ALBUQUERQUE, N.M. (AP) - After repeated failures over decades, U.S. wildlife officials have finally drafted a recovery plan for endangered wolves that once roamed parts of the American Southwest and northern Mexico.
The U.S. Fish and Wildlife Service is under a court order to complete the plan for the Mexican gray wolf by the end of November.
The draft document released Thursday calls for focusing recovery of the wolves in core areas of the predators’ historic range. That means south of Interstate 40 in the two states and in Mexico. The document also addresses threats, such as genetic diversity.
“At the time of recovery, the service expects Mexican wolf populations to be stable or increasing in abundance, well-distributed geographically within their historical range, and genetically diverse,” the agency said in a statement.
The recovery plan is a long time coming as the original guidance for how to restore wolves to the Southwest was adopted in 1982.
The lack of a plan has spurred numerous legal challenges by environmentalists as well as skirmishes over states’ rights under the Endangered Species Act.
Acknowledging the discord, regional Fish and Wildlife Service officials say the proposed recovery plan calls for more agreements between states and the federal government regarding how many wolves are released into the wild, where they are released and over what time period.
Fish and Wildlife has suggested that a population of at least 320 Mexican gray wolves would have to survive in the wild over a period of several years before the species can be considered recovered. That’s nearly three times the number of wolves currently in New Mexico and Arizona.
Environmentalists have pushed for years for more captive wolves to be released, but ranchers and elected leaders in rural communities have pushed back because the predators sometimes attack domestic livestock and wild game.
Last year, the Interior Department’s internal watchdog said Fish and Wildlife had not fulfilled its obligation to remove Mexican gray wolves that preyed on pets and cattle.
The state of New Mexico has multiple complaints about the way the program has been managed, and in 2015 it refused to issue a permit to Fish and Wildlife to release more of the predators in the state.
In a case that went before a federal appeals court, New Mexico and 18 other states argued that the Endangered Species Act requires the Fish and Wildlife Service to cooperate with them on how species are reintroduced within their borders. Federal attorneys contended that the law allows the agency to go around a state, if necessary, to save a species.
The court lifted an injunction that prohibited releases in New Mexico, but the overall merits of the case are still pending in district court.
There are now more of the wolves roaming the Southwest than at any time since the federal government began trying to reintroduce the animals nearly two decades ago.
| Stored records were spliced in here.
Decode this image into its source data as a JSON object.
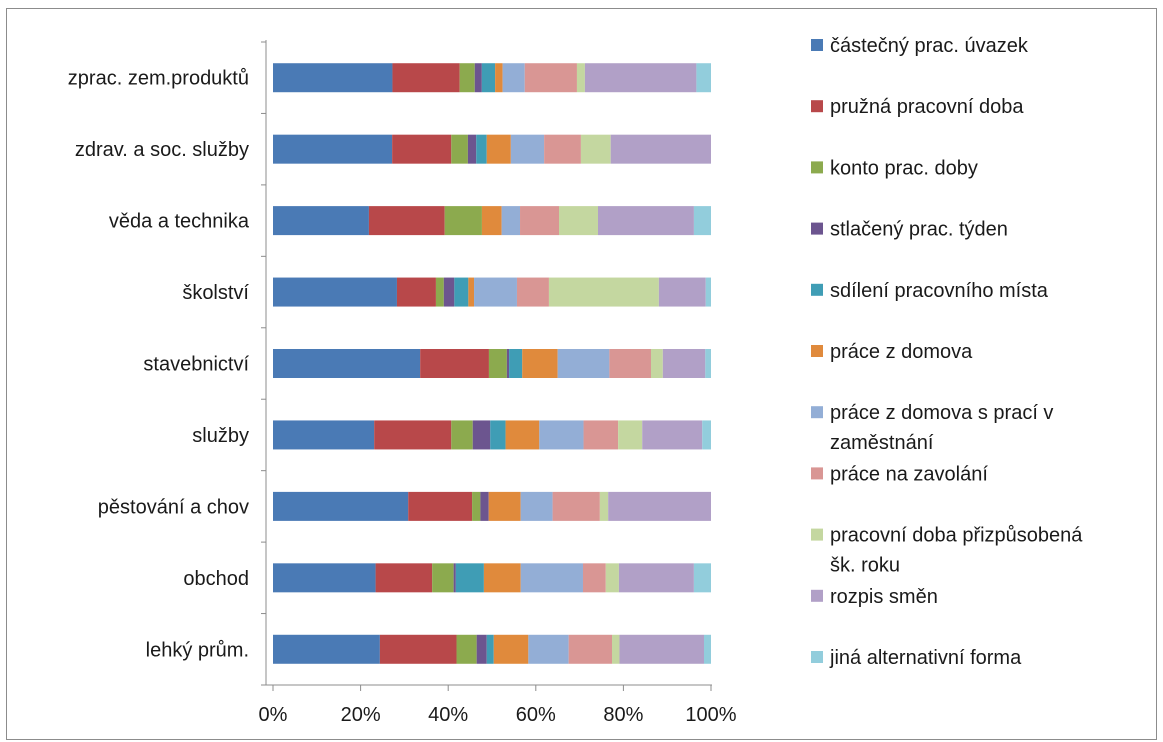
{
  "chart_data": {
    "type": "bar",
    "orientation": "horizontal",
    "stacking": "percent",
    "title": "",
    "xlabel": "",
    "ylabel": "",
    "xlim": [
      0,
      100
    ],
    "x_ticks": [
      "0%",
      "20%",
      "40%",
      "60%",
      "80%",
      "100%"
    ],
    "grid": false,
    "legend_position": "right",
    "categories": [
      "zprac. zem.produktů",
      "zdrav. a soc. služby",
      "věda a technika",
      "školství",
      "stavebnictví",
      "služby",
      "pěstování a chov",
      "obchod",
      "lehký prům."
    ],
    "series": [
      {
        "name": "částečný prac. úvazek",
        "color": "#4a7ab5",
        "values": [
          27.0,
          27.2,
          21.9,
          28.3,
          33.6,
          23.1,
          30.9,
          23.4,
          24.4
        ]
      },
      {
        "name": "pružná pracovní doba",
        "color": "#b8484a",
        "values": [
          15.2,
          13.5,
          17.3,
          8.9,
          15.7,
          17.6,
          14.6,
          12.9,
          17.5
        ]
      },
      {
        "name": "konto prac. doby",
        "color": "#8caa4e",
        "values": [
          3.4,
          3.8,
          8.5,
          1.8,
          4.1,
          4.9,
          1.9,
          4.9,
          4.6
        ]
      },
      {
        "name": "stlačený prac. týden",
        "color": "#6c558f",
        "values": [
          1.6,
          1.9,
          0.0,
          2.4,
          0.5,
          4.0,
          1.9,
          0.5,
          2.3
        ]
      },
      {
        "name": "sdílení pracovního místa",
        "color": "#3f9db5",
        "values": [
          3.0,
          2.4,
          0.0,
          3.2,
          3.0,
          3.5,
          0.0,
          6.4,
          1.6
        ]
      },
      {
        "name": "práce z domova",
        "color": "#e08a3c",
        "values": [
          1.7,
          5.5,
          4.5,
          1.3,
          8.1,
          7.7,
          7.3,
          8.4,
          7.9
        ]
      },
      {
        "name": "práce z domova s prací v zaměstnání",
        "color": "#93aed6",
        "values": [
          5.0,
          7.6,
          4.2,
          9.8,
          11.8,
          10.1,
          7.3,
          14.2,
          9.2
        ]
      },
      {
        "name": "práce na zavolání",
        "color": "#d99694",
        "values": [
          11.8,
          8.4,
          8.9,
          7.3,
          9.5,
          7.9,
          10.8,
          5.2,
          9.9
        ]
      },
      {
        "name": "pracovní doba přizpůsobená šk. roku",
        "color": "#c4d7a0",
        "values": [
          1.8,
          6.8,
          8.9,
          25.1,
          2.7,
          5.5,
          1.9,
          3.0,
          1.7
        ]
      },
      {
        "name": "rozpis směn",
        "color": "#b1a0c7",
        "values": [
          25.2,
          22.9,
          21.9,
          10.7,
          9.7,
          13.7,
          23.5,
          17.1,
          19.3
        ]
      },
      {
        "name": "jiná alternativní forma",
        "color": "#92cddc",
        "values": [
          3.3,
          0.0,
          3.9,
          1.2,
          1.3,
          2.0,
          0.0,
          3.9,
          1.6
        ]
      }
    ]
  }
}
The most recent annual survey shows at least 113 wolves spread between southwestern New Mexico and southeast Arizona.
Environmentalists said Thursday the criteria for delisting the species sets the bar too low and goes against previous recommendations that called for establishing populations in the Grand Canyon area and as far north as Colorado.
Michael Robinson with the Center for Biological Diversity blamed heavy-handed management by federal wildlife managers as one of the reasons wolf numbers have remained low.
“The states and federal government will eventually figure out they’re going to need to kill fewer wolves and introduce more genetically valuable wolves if the population is going to grow,” he said.
Bryan Bird with the group Defenders of Wildlife suggested politics, more than science, influenced the plan.
“It’s a backroom deal with the states that resist wolf recovery and fail to understand the transformational benefits to the entire landscape when Mexican gray wolves thrive,” Bird said.
Federal officials have scheduled four meetings in New Mexico and Arizona to gather public comments on the proposal.